You know that arching, corrosive feeling, when you’ve numbed yourself with routine so thoroughly it becomes a kind of narcotic? Loneliness doesn’t vanish, of course—it sits there, patient and possessive, like a soul bent on devouring you whenever you stop moving. And so you work, you read, you exhaust yourself with schedules, with golden rules you’ve drawn up only to keep the noise at bay. Rules which you believed, for a long while, were inviolate. Bed at this time. Up at this time. Study, speak little, let nothing run too deep. And if you broke them? God—it was laughable, wasn’t it, how transgressive it felt to ruin something so insignificant. To stay up too late. To sit outside when you should have been asleep. To bend your own structure until it cracked. And yet, the smallest fracture made you feel like a rebel, like a god.

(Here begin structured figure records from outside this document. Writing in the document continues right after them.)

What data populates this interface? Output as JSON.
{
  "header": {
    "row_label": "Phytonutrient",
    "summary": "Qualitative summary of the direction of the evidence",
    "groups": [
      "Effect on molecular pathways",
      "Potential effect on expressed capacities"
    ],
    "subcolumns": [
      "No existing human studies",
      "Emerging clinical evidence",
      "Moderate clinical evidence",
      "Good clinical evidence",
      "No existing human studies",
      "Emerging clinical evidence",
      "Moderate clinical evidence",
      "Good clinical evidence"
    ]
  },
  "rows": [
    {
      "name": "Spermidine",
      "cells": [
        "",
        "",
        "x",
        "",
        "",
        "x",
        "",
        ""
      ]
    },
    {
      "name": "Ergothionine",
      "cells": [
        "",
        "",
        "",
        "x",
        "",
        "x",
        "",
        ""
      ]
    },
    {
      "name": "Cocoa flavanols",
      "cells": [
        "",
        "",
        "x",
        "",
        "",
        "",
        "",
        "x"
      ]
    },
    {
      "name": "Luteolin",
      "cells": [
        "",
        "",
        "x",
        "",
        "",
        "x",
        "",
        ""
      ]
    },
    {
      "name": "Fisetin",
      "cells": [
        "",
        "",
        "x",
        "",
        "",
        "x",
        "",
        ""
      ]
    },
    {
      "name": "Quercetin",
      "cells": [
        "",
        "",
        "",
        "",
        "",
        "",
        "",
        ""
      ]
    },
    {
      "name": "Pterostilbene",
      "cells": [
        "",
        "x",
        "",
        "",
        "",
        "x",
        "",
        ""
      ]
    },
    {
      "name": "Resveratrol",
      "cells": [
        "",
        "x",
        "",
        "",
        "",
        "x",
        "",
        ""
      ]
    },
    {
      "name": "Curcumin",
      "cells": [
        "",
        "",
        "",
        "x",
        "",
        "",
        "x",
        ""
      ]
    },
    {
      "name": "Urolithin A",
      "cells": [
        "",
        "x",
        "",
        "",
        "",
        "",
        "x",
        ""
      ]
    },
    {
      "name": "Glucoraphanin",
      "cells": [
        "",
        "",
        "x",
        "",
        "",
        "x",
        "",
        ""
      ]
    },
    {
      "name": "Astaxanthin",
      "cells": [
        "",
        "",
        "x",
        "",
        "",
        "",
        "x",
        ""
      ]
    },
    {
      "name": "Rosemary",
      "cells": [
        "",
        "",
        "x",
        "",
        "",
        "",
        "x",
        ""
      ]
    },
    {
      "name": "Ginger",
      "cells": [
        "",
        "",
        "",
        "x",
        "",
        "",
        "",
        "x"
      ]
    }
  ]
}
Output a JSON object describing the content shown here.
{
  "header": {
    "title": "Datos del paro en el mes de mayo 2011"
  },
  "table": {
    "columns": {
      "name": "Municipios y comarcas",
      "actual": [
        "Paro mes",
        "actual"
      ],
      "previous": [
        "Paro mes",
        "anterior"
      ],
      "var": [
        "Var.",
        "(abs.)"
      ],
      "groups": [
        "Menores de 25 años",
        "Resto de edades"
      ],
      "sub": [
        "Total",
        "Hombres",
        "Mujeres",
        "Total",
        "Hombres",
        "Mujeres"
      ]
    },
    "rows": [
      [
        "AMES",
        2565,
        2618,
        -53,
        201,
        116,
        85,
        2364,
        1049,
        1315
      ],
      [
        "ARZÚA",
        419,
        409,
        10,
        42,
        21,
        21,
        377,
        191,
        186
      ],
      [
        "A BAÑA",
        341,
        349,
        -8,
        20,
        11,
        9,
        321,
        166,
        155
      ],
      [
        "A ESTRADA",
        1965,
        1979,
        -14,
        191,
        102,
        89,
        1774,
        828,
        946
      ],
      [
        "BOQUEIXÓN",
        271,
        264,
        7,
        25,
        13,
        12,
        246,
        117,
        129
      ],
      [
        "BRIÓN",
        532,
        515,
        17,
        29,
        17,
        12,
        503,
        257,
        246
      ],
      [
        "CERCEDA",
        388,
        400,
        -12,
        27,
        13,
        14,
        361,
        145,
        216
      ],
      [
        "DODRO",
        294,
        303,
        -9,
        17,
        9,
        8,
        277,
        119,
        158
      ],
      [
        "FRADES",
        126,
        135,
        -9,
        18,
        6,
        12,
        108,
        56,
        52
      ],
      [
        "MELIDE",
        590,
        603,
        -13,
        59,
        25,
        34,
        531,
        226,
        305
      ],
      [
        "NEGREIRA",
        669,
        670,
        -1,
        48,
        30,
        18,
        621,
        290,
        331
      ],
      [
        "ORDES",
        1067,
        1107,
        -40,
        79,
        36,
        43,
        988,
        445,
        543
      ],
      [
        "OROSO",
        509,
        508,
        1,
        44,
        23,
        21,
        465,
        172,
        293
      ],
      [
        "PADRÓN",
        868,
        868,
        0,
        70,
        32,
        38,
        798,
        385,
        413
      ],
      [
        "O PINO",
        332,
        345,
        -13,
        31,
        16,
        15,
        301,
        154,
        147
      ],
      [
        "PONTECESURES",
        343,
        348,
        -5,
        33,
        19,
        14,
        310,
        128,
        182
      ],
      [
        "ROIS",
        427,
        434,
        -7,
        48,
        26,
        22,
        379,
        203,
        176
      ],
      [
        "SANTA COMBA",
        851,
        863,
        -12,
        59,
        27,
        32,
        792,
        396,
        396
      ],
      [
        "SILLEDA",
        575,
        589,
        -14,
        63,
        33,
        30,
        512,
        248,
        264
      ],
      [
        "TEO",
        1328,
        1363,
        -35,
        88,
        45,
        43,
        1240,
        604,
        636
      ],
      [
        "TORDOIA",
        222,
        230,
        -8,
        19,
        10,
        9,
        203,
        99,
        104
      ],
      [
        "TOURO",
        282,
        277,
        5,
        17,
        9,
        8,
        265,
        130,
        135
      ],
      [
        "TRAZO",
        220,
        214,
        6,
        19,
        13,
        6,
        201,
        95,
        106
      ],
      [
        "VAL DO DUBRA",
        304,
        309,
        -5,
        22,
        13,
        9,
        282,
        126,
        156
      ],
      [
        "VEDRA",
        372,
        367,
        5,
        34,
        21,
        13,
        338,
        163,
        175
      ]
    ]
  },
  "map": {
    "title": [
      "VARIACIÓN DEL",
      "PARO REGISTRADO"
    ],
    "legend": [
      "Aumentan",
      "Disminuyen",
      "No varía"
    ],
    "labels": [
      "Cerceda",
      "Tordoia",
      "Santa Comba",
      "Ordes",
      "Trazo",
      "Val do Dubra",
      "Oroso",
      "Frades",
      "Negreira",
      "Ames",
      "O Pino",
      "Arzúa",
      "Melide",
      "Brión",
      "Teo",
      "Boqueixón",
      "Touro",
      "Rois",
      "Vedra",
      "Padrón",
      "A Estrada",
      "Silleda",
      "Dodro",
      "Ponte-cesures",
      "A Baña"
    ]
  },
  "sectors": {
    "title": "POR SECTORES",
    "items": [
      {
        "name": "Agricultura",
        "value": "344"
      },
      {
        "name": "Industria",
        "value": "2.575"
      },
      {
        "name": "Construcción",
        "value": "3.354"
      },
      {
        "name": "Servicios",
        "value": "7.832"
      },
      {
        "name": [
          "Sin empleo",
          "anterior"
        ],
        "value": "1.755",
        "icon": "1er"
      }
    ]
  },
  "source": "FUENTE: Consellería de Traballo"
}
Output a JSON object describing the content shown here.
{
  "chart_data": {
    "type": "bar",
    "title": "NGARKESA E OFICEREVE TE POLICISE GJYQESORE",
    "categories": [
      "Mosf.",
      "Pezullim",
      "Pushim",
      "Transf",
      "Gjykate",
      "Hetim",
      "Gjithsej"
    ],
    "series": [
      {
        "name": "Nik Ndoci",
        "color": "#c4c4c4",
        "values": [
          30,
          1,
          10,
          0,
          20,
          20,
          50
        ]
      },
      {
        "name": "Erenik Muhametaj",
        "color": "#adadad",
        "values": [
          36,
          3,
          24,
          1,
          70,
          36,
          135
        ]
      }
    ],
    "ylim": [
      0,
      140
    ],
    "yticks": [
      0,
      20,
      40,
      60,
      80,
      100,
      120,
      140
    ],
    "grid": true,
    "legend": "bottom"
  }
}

You wished for more. More of the late nights, when anxiety would have pinned you down, but the company—the voice, his voice—freed you of it. When you sat on benches, not talking sense, neither of you saying I don’t know because somehow you always did. Every sentence, even the half-formed ones, had answers. And in the quiet drift closer and closer, you two, as if the dark itself pushed you together, cats gathering under the orange lamps, strangers smoking by the library steps.
You should have known. God, you did know. When you broke your rules once, it was already too late. You wanted more. Greedy. Hungry. You’d tasted something too dangerous—warmth, attention, a pulse you wanted quicker under your hand—and you wished for it shamelessly. You thought of his heart, steady against your shoulder, and imagined it faster, ragged, because of you. And in wanting that you tipped the balance.
And now—cut off. No more him. He said he liked you, yes, but it was fragile, conditional. And then it broke. Now he walks past you in the halls like you’re only a column in the architecture of Hampden, something to be skirted around. You, who carry so many of his words stored in your chest like contraband, reduced to nothing. It’s a kind of death, this silence, this exile. And worse—how do you return? How do you go back to your old life, when you didn’t even know what you were missing? When the smallest morsels once made you feel full, and now you can’t help but crave the whole feast?
You see him now. After class, the yard stretching pale and cold around Hampden’s brick and stone, Henry at a distance, back turned. You ache for something shameful, cruel even: that he’ll turn, that he’ll see you, that he’ll come and sit as if nothing were broken, as if those nights till six in the morning had never stopped. You know you were selfish, you know you pressed your hunger onto him, made him carry something he never wanted. And yet, still, you want.
And then—he does turn. His gaze brushes past the others and, for one quick, disarming instant, lands on you. His glasses catch the light, his voice low, precise, carrying just enough irony to sting: “I thought you’d gone back to your room. It’s rather cold to be loitering here.”